Por la debilidad humana de querer ser rico sin trabajar ni producir nada, obteniendo dinero fácil y rápido, desde tiempos remotos los alquimistas trataron de convertir plomo o mercurio en oro y las monedas han sufrido falsificaciones y fraudes, sin olvidar que estafadores, falsificadores y especuladores, pudieron hacer lo que no lograron los alquimistas: “convertir papel o dígitos binarios en ¿oro? para engañar a los incautos”.

Durante el imperio romano de 15 siglos (27 a. C. hasta 1453) se usaron monedas de: oro, plata, cobre o bronce y se limaban las piezas para quitarles parte del contenido o se disminuía el peso o las proporciones de los metales nobles, siendo esas prácticas causantes de inflación y de la caída del imperio.

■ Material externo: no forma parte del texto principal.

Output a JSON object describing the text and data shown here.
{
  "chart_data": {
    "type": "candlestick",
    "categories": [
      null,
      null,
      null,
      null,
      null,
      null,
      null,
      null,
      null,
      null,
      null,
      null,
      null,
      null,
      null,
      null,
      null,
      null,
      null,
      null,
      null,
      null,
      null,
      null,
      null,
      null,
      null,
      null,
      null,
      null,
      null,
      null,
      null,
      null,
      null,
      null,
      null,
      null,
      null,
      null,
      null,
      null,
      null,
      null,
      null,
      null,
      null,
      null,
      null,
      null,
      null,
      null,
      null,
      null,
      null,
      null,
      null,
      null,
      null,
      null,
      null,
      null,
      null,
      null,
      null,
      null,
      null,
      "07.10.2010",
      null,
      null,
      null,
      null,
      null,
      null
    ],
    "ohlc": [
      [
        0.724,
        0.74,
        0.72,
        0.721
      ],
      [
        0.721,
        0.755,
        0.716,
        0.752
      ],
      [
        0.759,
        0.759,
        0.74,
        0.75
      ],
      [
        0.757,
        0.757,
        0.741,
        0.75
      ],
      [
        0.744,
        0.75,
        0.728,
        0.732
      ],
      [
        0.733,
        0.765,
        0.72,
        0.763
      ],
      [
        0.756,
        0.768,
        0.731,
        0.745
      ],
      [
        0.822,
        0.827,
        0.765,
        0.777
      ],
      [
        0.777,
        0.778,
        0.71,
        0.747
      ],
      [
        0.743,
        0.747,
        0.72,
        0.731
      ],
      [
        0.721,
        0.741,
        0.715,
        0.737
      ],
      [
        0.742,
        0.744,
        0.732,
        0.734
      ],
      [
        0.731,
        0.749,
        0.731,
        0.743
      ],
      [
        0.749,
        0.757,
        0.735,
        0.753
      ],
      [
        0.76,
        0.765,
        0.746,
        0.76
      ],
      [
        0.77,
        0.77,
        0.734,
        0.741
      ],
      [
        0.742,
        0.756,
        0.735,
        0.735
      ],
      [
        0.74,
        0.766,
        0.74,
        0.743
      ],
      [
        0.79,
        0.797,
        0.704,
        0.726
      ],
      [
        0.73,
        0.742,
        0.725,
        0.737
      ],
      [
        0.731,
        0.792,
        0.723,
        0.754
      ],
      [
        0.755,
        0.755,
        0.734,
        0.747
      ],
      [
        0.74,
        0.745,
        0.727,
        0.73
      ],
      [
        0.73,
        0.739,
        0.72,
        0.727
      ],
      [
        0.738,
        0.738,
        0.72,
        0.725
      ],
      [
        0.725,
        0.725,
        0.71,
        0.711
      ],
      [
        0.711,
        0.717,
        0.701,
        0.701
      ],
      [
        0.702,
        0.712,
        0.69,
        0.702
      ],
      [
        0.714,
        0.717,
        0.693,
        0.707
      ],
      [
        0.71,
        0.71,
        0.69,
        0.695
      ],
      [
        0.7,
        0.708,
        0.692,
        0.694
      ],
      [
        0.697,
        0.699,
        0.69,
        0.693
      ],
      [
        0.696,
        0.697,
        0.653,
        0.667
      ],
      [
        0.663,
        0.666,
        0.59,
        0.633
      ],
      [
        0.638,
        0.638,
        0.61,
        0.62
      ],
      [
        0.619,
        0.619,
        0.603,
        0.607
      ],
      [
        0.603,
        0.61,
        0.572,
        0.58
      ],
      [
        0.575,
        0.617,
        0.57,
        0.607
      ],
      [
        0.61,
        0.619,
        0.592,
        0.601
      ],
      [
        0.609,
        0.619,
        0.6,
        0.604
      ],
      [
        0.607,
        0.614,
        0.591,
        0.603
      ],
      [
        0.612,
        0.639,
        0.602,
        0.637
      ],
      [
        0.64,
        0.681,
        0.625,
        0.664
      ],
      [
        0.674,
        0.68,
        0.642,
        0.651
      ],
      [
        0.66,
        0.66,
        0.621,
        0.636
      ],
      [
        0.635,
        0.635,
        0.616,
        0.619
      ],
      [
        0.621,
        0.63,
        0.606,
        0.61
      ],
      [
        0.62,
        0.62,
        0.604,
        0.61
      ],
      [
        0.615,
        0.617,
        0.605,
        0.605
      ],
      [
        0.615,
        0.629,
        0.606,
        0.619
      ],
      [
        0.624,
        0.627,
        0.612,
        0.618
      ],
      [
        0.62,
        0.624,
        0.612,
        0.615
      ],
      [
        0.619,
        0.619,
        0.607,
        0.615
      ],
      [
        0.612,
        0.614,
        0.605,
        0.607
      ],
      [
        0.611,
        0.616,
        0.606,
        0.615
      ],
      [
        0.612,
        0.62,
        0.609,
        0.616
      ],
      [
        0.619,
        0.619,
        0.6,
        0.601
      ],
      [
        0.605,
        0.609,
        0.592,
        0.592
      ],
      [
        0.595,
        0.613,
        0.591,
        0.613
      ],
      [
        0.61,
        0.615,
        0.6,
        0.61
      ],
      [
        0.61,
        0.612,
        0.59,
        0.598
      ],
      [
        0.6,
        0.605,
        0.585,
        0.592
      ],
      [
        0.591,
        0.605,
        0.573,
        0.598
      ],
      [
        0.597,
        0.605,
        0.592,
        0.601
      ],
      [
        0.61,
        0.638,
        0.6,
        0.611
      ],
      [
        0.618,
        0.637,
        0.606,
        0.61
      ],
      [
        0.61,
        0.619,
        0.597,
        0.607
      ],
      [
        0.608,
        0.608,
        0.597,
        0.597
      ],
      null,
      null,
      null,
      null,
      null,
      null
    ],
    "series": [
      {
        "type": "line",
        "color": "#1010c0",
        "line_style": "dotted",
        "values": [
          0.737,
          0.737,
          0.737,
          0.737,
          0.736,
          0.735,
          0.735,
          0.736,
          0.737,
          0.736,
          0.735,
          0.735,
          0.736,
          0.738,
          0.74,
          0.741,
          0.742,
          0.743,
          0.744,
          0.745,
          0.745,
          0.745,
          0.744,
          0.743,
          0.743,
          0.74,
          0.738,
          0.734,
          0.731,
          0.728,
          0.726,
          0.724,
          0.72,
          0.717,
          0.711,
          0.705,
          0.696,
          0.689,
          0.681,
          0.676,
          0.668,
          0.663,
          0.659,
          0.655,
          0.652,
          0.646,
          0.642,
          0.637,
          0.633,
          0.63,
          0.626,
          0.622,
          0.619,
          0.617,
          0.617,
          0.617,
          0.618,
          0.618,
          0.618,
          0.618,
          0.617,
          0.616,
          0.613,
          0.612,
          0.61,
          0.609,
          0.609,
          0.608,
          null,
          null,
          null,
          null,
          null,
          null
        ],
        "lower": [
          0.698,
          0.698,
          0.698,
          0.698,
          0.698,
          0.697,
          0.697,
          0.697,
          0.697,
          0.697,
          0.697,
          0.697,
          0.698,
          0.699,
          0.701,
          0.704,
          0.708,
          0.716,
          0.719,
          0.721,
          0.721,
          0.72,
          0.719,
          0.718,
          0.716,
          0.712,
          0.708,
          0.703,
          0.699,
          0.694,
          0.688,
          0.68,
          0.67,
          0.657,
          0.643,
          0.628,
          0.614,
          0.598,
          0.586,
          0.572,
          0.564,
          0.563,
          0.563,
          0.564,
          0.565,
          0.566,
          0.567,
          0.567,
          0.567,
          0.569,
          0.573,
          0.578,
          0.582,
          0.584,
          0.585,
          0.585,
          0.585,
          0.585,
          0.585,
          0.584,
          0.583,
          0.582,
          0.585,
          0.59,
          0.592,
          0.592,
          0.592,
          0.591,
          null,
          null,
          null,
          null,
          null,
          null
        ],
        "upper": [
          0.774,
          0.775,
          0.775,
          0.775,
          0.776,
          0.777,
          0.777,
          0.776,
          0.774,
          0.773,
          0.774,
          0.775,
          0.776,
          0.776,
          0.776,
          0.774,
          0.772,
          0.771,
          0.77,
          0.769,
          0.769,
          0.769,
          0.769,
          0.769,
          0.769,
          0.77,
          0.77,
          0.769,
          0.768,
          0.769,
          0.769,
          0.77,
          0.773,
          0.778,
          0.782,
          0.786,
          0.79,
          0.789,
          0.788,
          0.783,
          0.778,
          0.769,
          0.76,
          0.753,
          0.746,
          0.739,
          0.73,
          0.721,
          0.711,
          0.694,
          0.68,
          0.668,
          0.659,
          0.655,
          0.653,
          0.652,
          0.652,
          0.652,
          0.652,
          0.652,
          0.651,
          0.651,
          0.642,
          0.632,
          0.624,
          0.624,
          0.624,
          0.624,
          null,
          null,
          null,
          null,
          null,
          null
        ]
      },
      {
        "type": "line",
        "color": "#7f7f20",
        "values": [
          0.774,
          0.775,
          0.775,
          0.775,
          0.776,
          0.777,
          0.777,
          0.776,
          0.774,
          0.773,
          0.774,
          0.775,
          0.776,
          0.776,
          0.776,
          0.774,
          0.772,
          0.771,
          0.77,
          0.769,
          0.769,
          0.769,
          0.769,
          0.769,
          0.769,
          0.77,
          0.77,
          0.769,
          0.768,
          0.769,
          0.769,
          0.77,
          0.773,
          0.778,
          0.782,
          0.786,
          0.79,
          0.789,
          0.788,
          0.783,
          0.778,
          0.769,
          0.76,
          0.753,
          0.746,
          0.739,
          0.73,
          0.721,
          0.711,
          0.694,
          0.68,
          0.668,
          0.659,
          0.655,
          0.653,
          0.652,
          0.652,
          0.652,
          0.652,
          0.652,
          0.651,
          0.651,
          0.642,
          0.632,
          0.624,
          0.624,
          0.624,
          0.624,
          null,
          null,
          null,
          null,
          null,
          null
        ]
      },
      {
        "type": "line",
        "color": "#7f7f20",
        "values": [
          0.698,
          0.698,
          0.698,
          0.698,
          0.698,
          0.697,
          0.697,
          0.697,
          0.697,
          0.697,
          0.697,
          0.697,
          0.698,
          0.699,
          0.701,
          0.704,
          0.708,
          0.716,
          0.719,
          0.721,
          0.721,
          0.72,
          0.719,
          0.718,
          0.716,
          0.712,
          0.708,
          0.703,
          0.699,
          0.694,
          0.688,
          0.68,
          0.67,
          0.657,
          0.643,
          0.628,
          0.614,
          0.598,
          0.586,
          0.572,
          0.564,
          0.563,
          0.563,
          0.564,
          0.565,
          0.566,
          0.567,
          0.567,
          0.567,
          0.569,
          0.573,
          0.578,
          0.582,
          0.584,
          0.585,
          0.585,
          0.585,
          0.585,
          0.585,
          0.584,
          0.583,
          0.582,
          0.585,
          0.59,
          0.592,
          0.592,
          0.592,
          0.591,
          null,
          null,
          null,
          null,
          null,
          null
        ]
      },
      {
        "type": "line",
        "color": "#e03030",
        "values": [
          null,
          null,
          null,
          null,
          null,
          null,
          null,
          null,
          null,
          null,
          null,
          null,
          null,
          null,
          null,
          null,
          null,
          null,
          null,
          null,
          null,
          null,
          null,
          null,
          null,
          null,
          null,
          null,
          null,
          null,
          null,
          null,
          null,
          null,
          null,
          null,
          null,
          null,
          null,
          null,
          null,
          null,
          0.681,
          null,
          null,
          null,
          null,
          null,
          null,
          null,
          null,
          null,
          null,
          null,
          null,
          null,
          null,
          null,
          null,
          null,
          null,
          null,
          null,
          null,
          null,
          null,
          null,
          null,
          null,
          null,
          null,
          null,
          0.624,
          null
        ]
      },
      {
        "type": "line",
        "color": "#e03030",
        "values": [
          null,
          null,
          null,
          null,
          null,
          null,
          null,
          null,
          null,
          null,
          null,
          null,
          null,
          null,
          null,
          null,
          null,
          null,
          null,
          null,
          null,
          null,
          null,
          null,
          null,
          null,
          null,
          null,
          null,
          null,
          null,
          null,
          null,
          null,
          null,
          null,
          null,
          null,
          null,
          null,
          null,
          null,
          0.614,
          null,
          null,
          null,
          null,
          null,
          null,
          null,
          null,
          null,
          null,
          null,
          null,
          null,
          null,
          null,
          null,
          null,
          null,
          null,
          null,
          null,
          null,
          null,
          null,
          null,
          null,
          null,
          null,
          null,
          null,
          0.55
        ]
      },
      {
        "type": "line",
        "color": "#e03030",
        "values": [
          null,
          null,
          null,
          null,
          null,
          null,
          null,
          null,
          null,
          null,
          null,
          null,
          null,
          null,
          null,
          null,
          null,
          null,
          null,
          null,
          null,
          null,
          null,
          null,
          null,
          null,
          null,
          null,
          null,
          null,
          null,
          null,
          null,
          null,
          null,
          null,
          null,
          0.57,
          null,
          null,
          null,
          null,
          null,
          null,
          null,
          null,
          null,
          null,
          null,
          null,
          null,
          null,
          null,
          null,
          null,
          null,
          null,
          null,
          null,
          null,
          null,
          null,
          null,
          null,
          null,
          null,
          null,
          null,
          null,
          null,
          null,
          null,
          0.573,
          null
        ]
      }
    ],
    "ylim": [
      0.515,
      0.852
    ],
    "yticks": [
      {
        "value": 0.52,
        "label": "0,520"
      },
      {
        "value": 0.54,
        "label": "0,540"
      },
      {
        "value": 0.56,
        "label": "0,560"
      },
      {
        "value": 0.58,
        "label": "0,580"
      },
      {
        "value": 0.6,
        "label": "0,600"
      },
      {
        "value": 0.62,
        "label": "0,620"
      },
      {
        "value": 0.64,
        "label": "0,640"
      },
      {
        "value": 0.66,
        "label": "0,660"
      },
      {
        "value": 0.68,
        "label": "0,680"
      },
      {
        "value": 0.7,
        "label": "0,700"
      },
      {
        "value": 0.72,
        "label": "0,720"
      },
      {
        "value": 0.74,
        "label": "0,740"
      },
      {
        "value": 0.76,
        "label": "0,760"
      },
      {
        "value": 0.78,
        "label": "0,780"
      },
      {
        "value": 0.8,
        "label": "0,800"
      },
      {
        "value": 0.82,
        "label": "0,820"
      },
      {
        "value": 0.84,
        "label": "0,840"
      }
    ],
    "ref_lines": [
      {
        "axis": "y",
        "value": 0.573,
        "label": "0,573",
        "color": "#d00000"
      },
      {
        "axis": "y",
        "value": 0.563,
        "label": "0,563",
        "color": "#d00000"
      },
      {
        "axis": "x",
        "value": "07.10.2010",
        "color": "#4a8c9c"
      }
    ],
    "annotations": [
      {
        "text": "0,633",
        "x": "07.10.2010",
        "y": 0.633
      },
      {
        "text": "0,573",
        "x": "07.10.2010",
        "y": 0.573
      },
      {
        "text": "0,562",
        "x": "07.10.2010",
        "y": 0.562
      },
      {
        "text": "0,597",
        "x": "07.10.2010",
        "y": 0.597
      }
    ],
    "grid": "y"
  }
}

Dante Alighieri en la Divina Comedia, publicada en los años 1300, asigna la décima fosa del octavo círculo del infierno para castigar a los tramposos, pero a los falsificadores de monedas les completaba el castigo con sed insaciable e hidropesía, que es una enfermedad desfigurante al inflar como sapos a las personas, quizás en alegoría a la inflación que sufre la economía, por el manejo de dinero sin valor.

En Inglaterra, a causa de la existencia de muchos falsificadores, en 1696 a Sir Isaac Newton, padre de: la física clásica, la teoría gravitatoria y el cálculo diferencial, se le asignó el cargo de director de la casa de la moneda y ahí propuso una paridad oro/plata, sugirió hacer marcas en los bordes de las monedas y envió a varios falsificadores a la horca; pero a pesar de ser un científico, en 1721 perdió 20.000 libras que había invertido en bonos de deuda, con la burbuja especulativa de los mares del sur, afirmando: “puedo calcular el movimiento de los cuerpos celestes, pero no la locura de la gente”.

David Hume filósofo inglés, en 1752 inspirado por las investigaciones de Newton propone el patrón oro clásico, mediante un mecanismo flujo especie-dinero, para mantener la inflación relativamente estable y generar equilibrio en la balanza de pagos entre países, pero con la excusa del riesgo en el transporte del oro, los bancos centrales se quedaban con él y entregaban pagarés que eran promesas de redención con oro físico y así nace el concepto de reserva fraccionaria, que consiste en hacer promesas de pago por encima de los montos de las reservas reales, creando un tipo de dinero inorgánico, que luego originó el dinero fiat sin respaldo.

El patrón oro estuvo vigente en el siglo XIX hasta 1914, cuando las monedas colapsaron por la primera guerra mundial, aunque en el período entre guerras algunos países regresaron al patrón oro, pero con la segunda guerra mundial las monedas quedaron nuevamente destruidas y en 1944 con los acuerdos de Bretton Woods, se implantó el patrón dólar redimible por oro hasta 1971 y a partir de ese año, todas las monedas de reserva mundial son dinero fiat, donde la promesa es pagar por un billete con otros billetes o compensar cifras con otras cifras, sin que medie algún metal noble como respaldo.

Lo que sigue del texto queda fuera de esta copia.